Ohwada M, Suzuki M, Saga Y, Suzuki T, Ikeda M, Yamada M, Sato I
Department of Obstetrics and Gynecology, Jichi Medical School, Minamikawachi, Tochigi 329-0498, Japan.
Oncol Rep. 2000 Jul-Aug;7(4):789-92.
To clarify how microsatellite instability (MI) is involved in carcinogenesis of sporadic endometrial carcinoma, we examined mutations of the transforming growth factor beta receptor type II (TGF beta RII) gene in 32 patients with MI-positive sporadic endometrial carcinoma. Moreover, mutations of 4 DNA mismatch repair (MMR) genes (hPMS1, hPMS2, hMLH1, hMSH2), which are considered to cause MI, were investigated as well. With respect to the TGF beta RII gene, mutations in the 10-bp polyadenine repeat sequence were observed in 7 of 29 informative cases (24%). Concerning MMR genes, a T to C point mutation at the -6 intronic splice acceptor site of exon 13 of hMSH2 was detected in 43% (6/14). However, there was no mutation in any exon of these 4 MMR genes. These results suggest that there is a carcinogenic mechanism via mutation of the TGF beta RII gene in some cases of MI-positive sporadic endometrial carcinoma. It seems unlikely that the unknown MMR genes are responsible for MI. The implication of the mutation at the intronic splice acceptor site in hMSH2 remains to be clarified.

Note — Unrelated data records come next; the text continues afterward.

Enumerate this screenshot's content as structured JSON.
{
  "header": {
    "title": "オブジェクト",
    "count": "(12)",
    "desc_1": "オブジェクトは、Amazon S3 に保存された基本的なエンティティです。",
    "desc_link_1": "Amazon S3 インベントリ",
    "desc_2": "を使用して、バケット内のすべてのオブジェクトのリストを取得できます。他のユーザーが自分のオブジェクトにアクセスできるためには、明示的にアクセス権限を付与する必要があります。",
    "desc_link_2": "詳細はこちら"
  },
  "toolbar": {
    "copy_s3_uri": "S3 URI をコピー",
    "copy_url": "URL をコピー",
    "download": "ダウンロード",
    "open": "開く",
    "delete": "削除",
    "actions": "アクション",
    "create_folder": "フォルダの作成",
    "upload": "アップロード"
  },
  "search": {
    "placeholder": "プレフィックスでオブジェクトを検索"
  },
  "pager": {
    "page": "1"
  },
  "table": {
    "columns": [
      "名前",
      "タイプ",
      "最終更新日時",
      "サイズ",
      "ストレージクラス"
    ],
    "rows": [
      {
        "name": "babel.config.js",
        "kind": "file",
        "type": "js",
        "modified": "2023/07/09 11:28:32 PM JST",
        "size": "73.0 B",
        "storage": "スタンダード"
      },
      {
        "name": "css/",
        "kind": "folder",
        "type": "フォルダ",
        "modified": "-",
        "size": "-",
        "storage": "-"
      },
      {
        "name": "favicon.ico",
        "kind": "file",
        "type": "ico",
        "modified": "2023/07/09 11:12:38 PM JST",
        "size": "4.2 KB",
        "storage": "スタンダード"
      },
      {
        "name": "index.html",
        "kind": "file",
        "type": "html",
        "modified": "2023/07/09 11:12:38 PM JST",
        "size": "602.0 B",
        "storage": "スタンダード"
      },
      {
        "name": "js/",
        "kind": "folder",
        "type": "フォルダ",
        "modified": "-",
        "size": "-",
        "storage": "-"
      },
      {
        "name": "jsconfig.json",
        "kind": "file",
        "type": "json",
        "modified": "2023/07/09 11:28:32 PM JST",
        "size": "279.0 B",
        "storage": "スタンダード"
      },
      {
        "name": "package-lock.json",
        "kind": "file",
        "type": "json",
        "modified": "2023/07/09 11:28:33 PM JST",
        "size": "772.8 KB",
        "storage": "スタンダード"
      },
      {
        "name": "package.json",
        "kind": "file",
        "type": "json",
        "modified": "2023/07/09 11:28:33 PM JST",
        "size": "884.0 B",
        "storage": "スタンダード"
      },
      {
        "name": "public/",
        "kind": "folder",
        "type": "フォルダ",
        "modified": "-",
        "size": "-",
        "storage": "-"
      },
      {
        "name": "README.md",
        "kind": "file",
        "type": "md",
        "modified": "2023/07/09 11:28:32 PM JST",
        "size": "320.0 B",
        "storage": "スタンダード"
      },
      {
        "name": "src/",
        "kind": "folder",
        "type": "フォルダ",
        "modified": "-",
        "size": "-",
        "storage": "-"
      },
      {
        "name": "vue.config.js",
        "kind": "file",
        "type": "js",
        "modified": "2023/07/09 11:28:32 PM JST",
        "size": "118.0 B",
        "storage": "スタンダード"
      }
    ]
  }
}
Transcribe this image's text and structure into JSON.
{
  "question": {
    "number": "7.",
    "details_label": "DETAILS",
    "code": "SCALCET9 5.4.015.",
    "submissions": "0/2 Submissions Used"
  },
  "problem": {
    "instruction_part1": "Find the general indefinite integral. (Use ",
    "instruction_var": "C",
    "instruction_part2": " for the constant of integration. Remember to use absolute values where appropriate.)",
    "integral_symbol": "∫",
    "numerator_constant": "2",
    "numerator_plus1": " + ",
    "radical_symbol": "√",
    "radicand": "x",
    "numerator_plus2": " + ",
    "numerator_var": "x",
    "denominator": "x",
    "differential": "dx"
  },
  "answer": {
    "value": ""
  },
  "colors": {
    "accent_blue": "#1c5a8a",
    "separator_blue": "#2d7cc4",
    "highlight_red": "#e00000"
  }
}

为阐明微卫星不稳定性(MI)如何参与散发性子宫内膜癌的致癌过程,我们检测了32例MI阳性散发性子宫内膜癌患者的转化生长因子βⅡ型受体(TGFβRII)基因的突变情况。此外,还研究了被认为可导致MI的4种DNA错配修复(MMR)基因(hPMS1、hPMS2、hMLH1、hMSH2)的突变情况。在TGFβRII基因方面,29例信息充分的病例中有7例(24%)在10个碱基对的多聚腺嘌呤重复序列中观察到突变。关于MMR基因,在hMSH2第13外显子的-6内含子剪接受体位点检测到T到C的点突变,发生率为43%(6/14)。然而,这4种MMR基因的任何外显子均未发现突变。这些结果表明,在某些MI阳性散发性子宫内膜癌病例中,存在通过TGFβRII基因突变的致癌机制。未知的MMR基因似乎不太可能是MI的原因。hMSH2内含子剪接受体位点突变的意义仍有待阐明。